O cinema e a televisão portuguesa têm vindo a expandir-se, é verdade. Em 2019, tivemos um filme português, A Herdade, de Tiago Guedes, a concorrer ao Leão de Ouro no Festival de Veneza e um outro, Klaus, a concorrer ao Óscar de Melhor Filme de Animação, com os portugueses Sérgio Martins e Edgar Martins na equipa de produção. No entanto, e infelizmente, ainda se dá mais valor ao trabalho português no estrangeiro do que dentro do próprio país.

O caminho pode ser feito, “caminhando” e investindo. Não vai há muito tempo que a esmagadora maioria das telenovelas que os portugueses consumiam eram as brasileiras e que as nacionais eram produzidas e distribuídas de forma residual.

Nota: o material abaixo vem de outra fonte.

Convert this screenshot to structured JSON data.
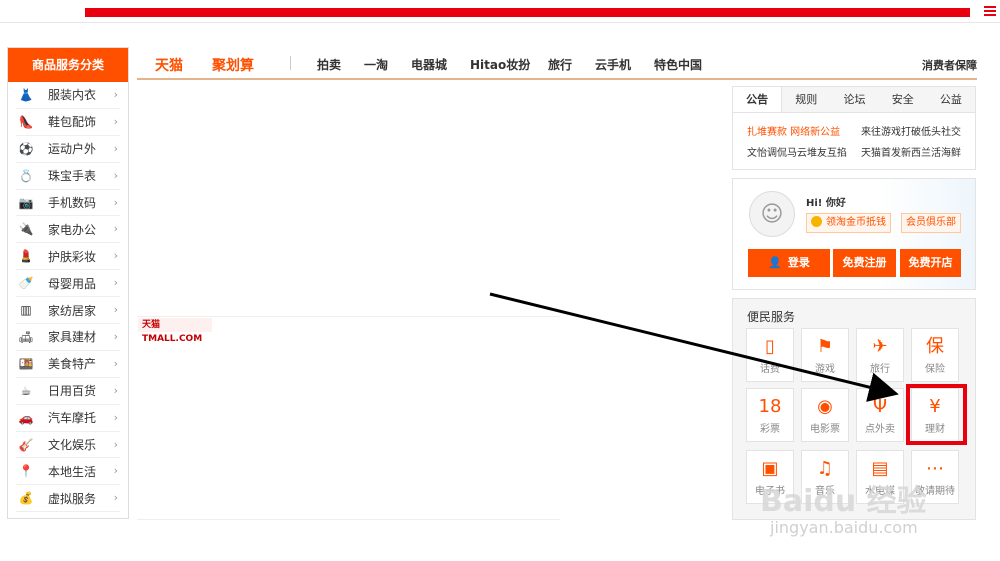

O crescimento do investimento para incluir e dar visibilidade a produtos nacionais no ramo fez com que, em poucos anos, se conquistasse o público para os conteúdos televisivos portugueses.

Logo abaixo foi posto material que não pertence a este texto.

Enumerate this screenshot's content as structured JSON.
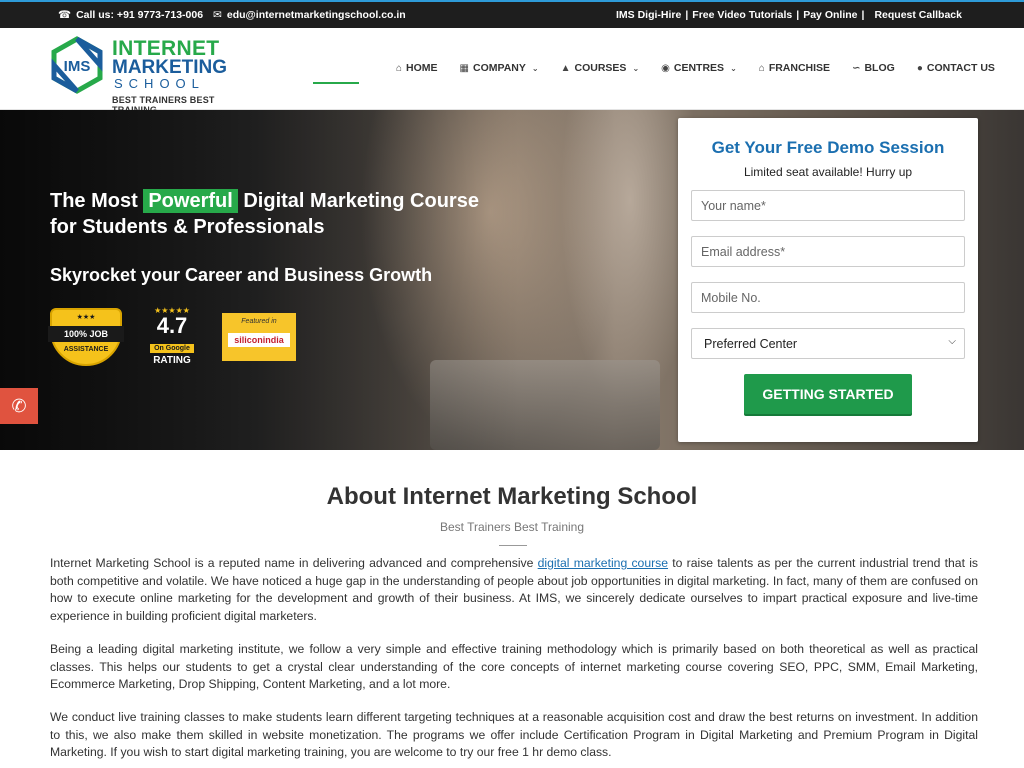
{
  "topbar": {
    "phone": "Call us: +91 9773-713-006",
    "email": "edu@internetmarketingschool.co.in",
    "links": [
      "IMS Digi-Hire",
      "Free Video Tutorials",
      "Pay Online"
    ],
    "callback": "Request Callback"
  },
  "logo": {
    "line1": "INTERNET",
    "line2": "MARKETING",
    "line3": "SCHOOL",
    "mark": "IMS",
    "tagline": "BEST TRAINERS BEST TRAINING"
  },
  "nav": {
    "home": "HOME",
    "company": "COMPANY",
    "courses": "COURSES",
    "centres": "CENTRES",
    "franchise": "FRANCHISE",
    "blog": "BLOG",
    "contact": "CONTACT US"
  },
  "hero": {
    "headline_pre": "The Most",
    "headline_hl": "Powerful",
    "headline_post": "Digital Marketing Course for Students & Professionals",
    "subheadline": "Skyrocket your Career and Business Growth",
    "badges": {
      "job_top": "100% JOB",
      "job_bottom": "ASSISTANCE",
      "rating_value": "4.7",
      "rating_on": "On Google",
      "rating_label": "RATING",
      "si_featured": "Featured in",
      "si_name": "siliconindia"
    }
  },
  "demo_form": {
    "title": "Get Your Free Demo Session",
    "subtitle": "Limited seat available! Hurry up",
    "name_placeholder": "Your name*",
    "email_placeholder": "Email address*",
    "mobile_placeholder": "Mobile No.",
    "center_select": "Preferred Center",
    "submit": "GETTING STARTED"
  },
  "about": {
    "title": "About Internet Marketing School",
    "subtitle": "Best Trainers Best Training",
    "p1_before": "Internet Marketing School is a reputed name in delivering advanced and comprehensive",
    "p1_link": "digital marketing course",
    "p1_after": "to raise talents as per the current industrial trend that is both competitive and volatile. We have noticed a huge gap in the understanding of people about job opportunities in digital marketing. In fact, many of them are confused on how to execute online marketing for the development and growth of their business. At IMS, we sincerely dedicate ourselves to impart practical exposure and live-time experience in building proficient digital marketers.",
    "p2": "Being a leading digital marketing institute, we follow a very simple and effective training methodology which is primarily based on both theoretical as well as practical classes. This helps our students to get a crystal clear understanding of the core concepts of internet marketing course covering SEO, PPC, SMM, Email Marketing, Ecommerce Marketing, Drop Shipping, Content Marketing, and a lot more.",
    "p3": "We conduct live training classes to make students learn different targeting techniques at a reasonable acquisition cost and draw the best returns on investment. In addition to this, we also make them skilled in website monetization. The programs we offer include Certification Program in Digital Marketing and Premium Program in Digital Marketing. If you wish to start digital marketing training, you are welcome to try our free 1 hr demo class."
  },
  "colors": {
    "brand_green": "#27a94a",
    "brand_blue": "#1b6fb0",
    "button_green": "#1f9a4b",
    "call_red": "#e0533f"
  }
}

O paradigma do cinema e das séries também pode ser mudado. No entanto, para isso, é também preciso mudar mentalidades e formas de investimento. E falo em investimento de qualidade e que realmente acrescente alguma coisa ao que é o cinema e o entretenimento nacional. Não é com produções “recicladas”, adaptações e cópias de programas de entretenimento estrangeiros que se vai chegar a algum lugar. É necessário investir em conteúdo original e de qualidade, que seja uma lufada de ar fresco em cima do tanto mais do mesmo que já existe.

Por exemplo, a série A Espia chegou à RTP no dia 8 de abril. Com uma história completamente portuguesa e um elenco de luxo português com reconhecimento internacional – como Daniela Ruah, Diogo Morgado e Maria João Bastos – foi talvez o maior (e melhor) investimento em produções nacionais nos últimos anos. Apesar de não ter somado o número de audiências que seria expectável, por não ter uma vertente tão comercial nem estar a ser distribuída por um canal líder de audiências, a série tem tudo para ser um grande passo no reconhecimento dos produtos portugueses pelo público português.

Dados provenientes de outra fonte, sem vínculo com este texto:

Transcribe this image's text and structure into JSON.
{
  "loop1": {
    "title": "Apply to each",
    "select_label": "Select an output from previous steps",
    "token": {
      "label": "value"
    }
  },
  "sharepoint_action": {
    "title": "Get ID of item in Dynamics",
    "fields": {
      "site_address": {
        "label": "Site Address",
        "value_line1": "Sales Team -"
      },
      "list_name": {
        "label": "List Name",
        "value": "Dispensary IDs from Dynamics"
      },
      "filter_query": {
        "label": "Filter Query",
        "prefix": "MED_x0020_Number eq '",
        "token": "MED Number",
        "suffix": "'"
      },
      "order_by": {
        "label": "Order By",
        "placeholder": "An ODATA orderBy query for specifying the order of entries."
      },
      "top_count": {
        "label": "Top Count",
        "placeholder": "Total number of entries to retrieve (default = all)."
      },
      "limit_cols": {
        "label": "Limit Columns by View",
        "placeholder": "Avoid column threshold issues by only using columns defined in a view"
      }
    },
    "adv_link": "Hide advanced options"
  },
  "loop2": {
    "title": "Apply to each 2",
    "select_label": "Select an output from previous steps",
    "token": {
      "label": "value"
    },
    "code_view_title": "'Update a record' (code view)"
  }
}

O filme Variações também foi um sucesso. A produção de João Maia bateu o recorde a nível nacional, tornando-se o filme mais visto de 2019, visto até novembro por quase 278 mil pessoas, de acordo com o Instituto Nacional de Estatística. Para além disso, foi também candidato a melhor filme ibero-americano nos Prémios Arial. Além fronteiras também marcou pontos de reconhecimento.

O que falta então, a partir de agora, é mudar mentalidades. É preciso reconhecer que as produções nacionais também são boas, e trabalhos como A Espia e A Herdade só comprovam isso. Não é por acaso que a longa-metragem de Tiago Guedes continua a ser falada e a dar cartas quase um ano depois da sua estreia. Aliás, A Herdade viu os seus direitos comprados pela HBO Portugal. E não seria de surpreender que o mesmo acontecesse com A Espia.

A Espanha também está a dar cartas nesta luta e, eu diria, já a venceu, ou está perto disso, pelo que o sucesso de La Casa de Papel e Elite comprovam isso. E Portugal foi só inteligente ao aliar-se ao país vizinho para realizar Auga Seca, uma produção emitida pela RTP e que já foi comprada pela HBO Portugal e pela HBO Espanha. Esta foi também a primeira série nacional a ser catalogada na plataforma de streaming. Agora com A Herdade e, possivelmente, A Espia, a lista começa a crescer, em quantidade e qualidade.

No entanto, na Espanha há um fator chave que falta a Portugal: a consciência da qualidade dos produtos nacionais. Agora, com o crescente investimento e a presença destes produtos em plataformas de streaming, diria que já não há desculpa. É preciso desviar a atenção dos conteúdos dominantes de entretenimento, que não passam de cópias de má qualidade do que já foi feito, e pôr os olhos no trabalho e esforço que se está a fazer pelos produtos nacionais de qualidade.

Porque mais audiências fazem aumentar a vontade de investir e quanto mais se investir, mais conteúdos de qualidade começam a surgir. E, se isto se tornar um ciclo, o cinema e a televisão portuguesa verão um novo tempo, de produtos que honram o esforço nacional e podem chegar, sem dúvida alguma, a ultrapassar muitas produções internacionais.